Brooklyn Crime Novel – Jonathan Lethem
My spring break book. The trip, with its many distractions, combined with the style Lethem wrote with made it a little tough to stay engaged with the story.

The book slowly builds to describe a specific act of violence. But the lead up to it stretches across decades, both setting up the characters and what life in Brooklyn was like in each moment.

Where the book excels is in Lethem’s scene setting within his Brooklyn. All the little details that help paint the picture of what life was like in the 1960s, 1970s, 1980s, or later. I’ve been in Brooklyn for the couple minutes it took my tour bus to cross the bridge then turn around and head back to Manhattan. Lethem’s details fit right in with what I expect the Brooklyn of my youth to be.

The title is designed to throw the reader off. This isn’t a book about crime, as in a detective novel, or one about a spectacular caper, or whatever. It’s about regular life in Brooklyn. How that life, in ages gone by, was often about avoiding and surviving the little crimes that were a part of daily life. It’s about how the borough has changed over the years, with the racial and financial status of the people who dominated it changing over time. Pre-gentrification Brooklyn was one type of city. Post-gentrification Brooklyn was completely different. Lethem’s story mostly falls into the long years of transition between ages. And while the book leads up to that specific moment of violence, that is really secondary to setting up what it was like for Lethem’s generation to come of age in the borough.

Lethem’s Fortress of Solitude is one of my all-time favorite books. This doesn’t reach that level, but I’m not sure that’s a fair comparison. I believe I also failed to connect ever so slightly with this book because I was reading it on planes and at the pool when there were other things going on, and it never had my total concentration. Not an all-timer, but still pretty solid.

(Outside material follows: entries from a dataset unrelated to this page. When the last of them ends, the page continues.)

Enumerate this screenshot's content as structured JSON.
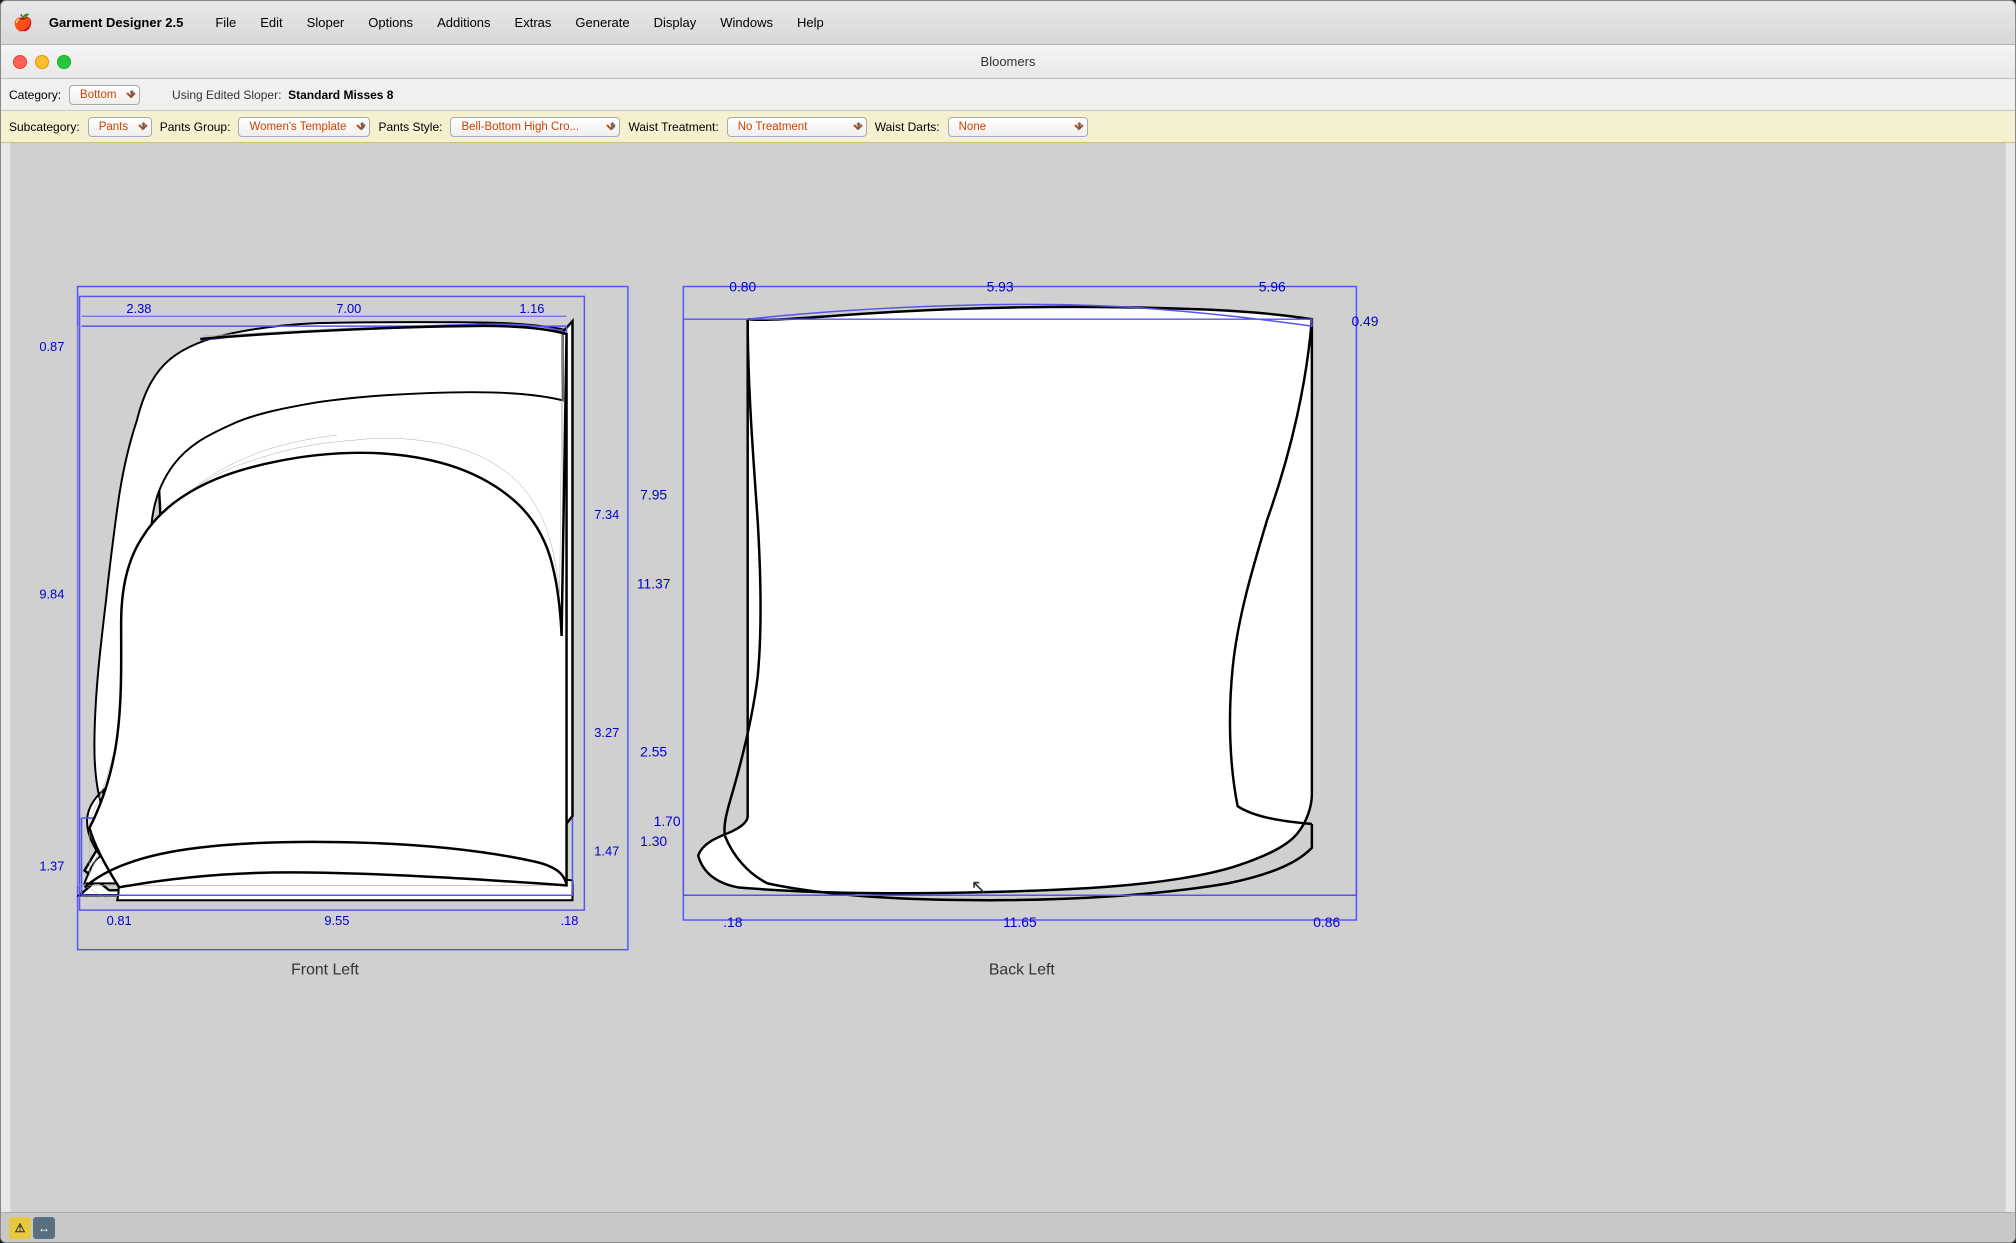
{
  "app": {
    "name": "Garment Designer 2.5",
    "title": "Bloomers"
  },
  "menubar": {
    "apple": "🍎",
    "items": [
      "File",
      "Edit",
      "Sloper",
      "Options",
      "Additions",
      "Extras",
      "Generate",
      "Display",
      "Windows",
      "Help"
    ]
  },
  "toolbar1": {
    "category_label": "Category:",
    "category_value": "Bottom",
    "sloper_label": "Using Edited Sloper:",
    "sloper_value": "Standard Misses 8"
  },
  "toolbar2": {
    "subcategory_label": "Subcategory:",
    "subcategory_value": "Pants",
    "pants_group_label": "Pants Group:",
    "pants_group_value": "Women's Template",
    "pants_style_label": "Pants Style:",
    "pants_style_value": "Bell-Bottom High Cro...",
    "waist_treatment_label": "Waist Treatment:",
    "waist_treatment_value": "No Treatment",
    "waist_darts_label": "Waist Darts:",
    "waist_darts_value": "None"
  },
  "patterns": {
    "front_left": {
      "label": "Front Left",
      "dims": {
        "top_left": "2.38",
        "top_center": "7.00",
        "top_right": "1.16",
        "left_top": "0.87",
        "left_mid": "9.84",
        "left_bot": "1.37",
        "right_top": "7.34",
        "right_mid": "3.27",
        "right_bot": "1.47",
        "bot_left": "0.81",
        "bot_center": "9.55",
        "bot_right": ".18"
      }
    },
    "back_left": {
      "label": "Back Left",
      "dims": {
        "top_left": "0.80",
        "top_center": "5.93",
        "top_right": "5.96",
        "top_far_right": "0.49",
        "left_top": "7.95",
        "left_mid": "11.37",
        "left_bot_mid": "2.55",
        "left_bot": "1.30",
        "left_far_bot": "1.70",
        "right_bot": "0.86",
        "bot_left": ".18",
        "bot_center": "11.65",
        "bot_right": "0.86"
      }
    }
  },
  "statusbar": {
    "icons": [
      "⚠",
      "↔"
    ]
  }
}
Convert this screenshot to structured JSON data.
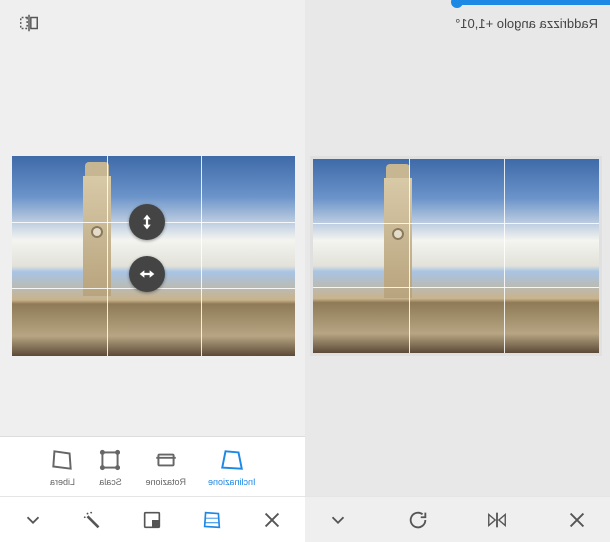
{
  "status": {
    "straighten_label": "Raddrizza angolo +1,01°"
  },
  "tabs": {
    "tilt": {
      "label": "Inclinazione"
    },
    "rotate": {
      "label": "Rotazione"
    },
    "scale": {
      "label": "Scala"
    },
    "free": {
      "label": "Libera"
    }
  },
  "icons": {
    "flip": "flip-horizontal-icon",
    "confirm": "chevron-down-icon",
    "close": "close-icon",
    "perspective": "perspective-icon",
    "aspect": "aspect-icon",
    "magic": "magic-wand-icon",
    "rotate90": "rotate-left-icon",
    "mirror": "mirror-icon"
  },
  "handles": {
    "vertical": "vertical-drag-handle",
    "horizontal": "horizontal-drag-handle"
  },
  "colors": {
    "accent": "#1e88e5",
    "icon": "#555555"
  }
}
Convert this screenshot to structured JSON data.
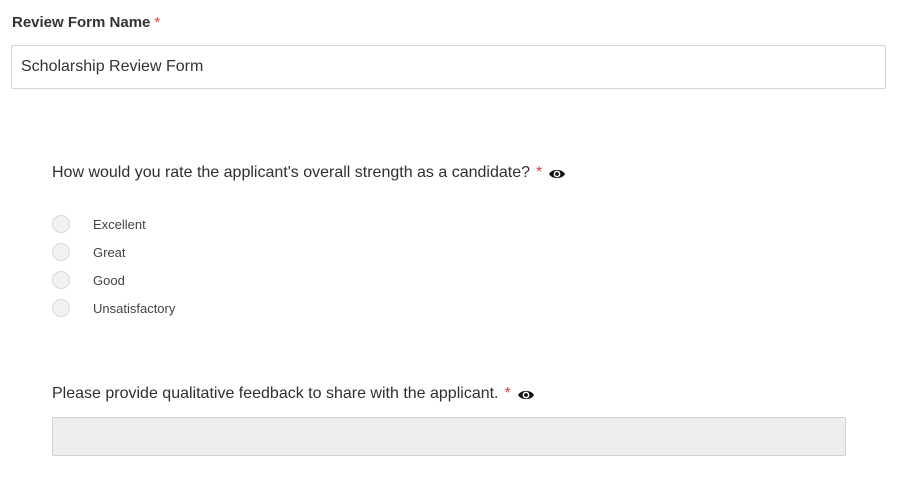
{
  "form_name": {
    "label": "Review Form Name",
    "required_mark": "*",
    "value": "Scholarship Review Form"
  },
  "question1": {
    "text": "How would you rate the applicant's overall strength as a candidate?",
    "required_mark": "*",
    "icon": "eye-icon",
    "options": [
      "Excellent",
      "Great",
      "Good",
      "Unsatisfactory"
    ]
  },
  "question2": {
    "text": "Please provide qualitative feedback to share with the applicant.",
    "required_mark": "*",
    "icon": "eye-icon",
    "answer": ""
  },
  "colors": {
    "required": "#e0453a",
    "disabled_field": "#efeeef"
  }
}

The Future – Naomi Alderman
A really fun speculative fiction story set in the near future. The three biggest tech leaders in the world have come together to find a way to save themselves should a catastrophic event put modern society’s survival in jeopardy. When an event with that potential does appear on the horizon, they follow the correct protocols to protect themselves and their interests. Until things begin to go sideways.

There is a very large twist in the final third of the book that I don’t want to give any hints about as they would affect how you would read the first two-thirds. That twist is terrific, one that took intricate planning by many of the book’s characters to pull off. While wildly unrealistic, it gives some hope that we can adjust the direction of the world. Maybe not on the scale as in the book, but enough to avoid some of the catastrophes that could be in our future.

I really enjoyed this book. It fits our moment in time, both in terms of how we interact with technology and how it dominates our lives, and how a handful of unelected business leaders likely have too much sway on the direction of society.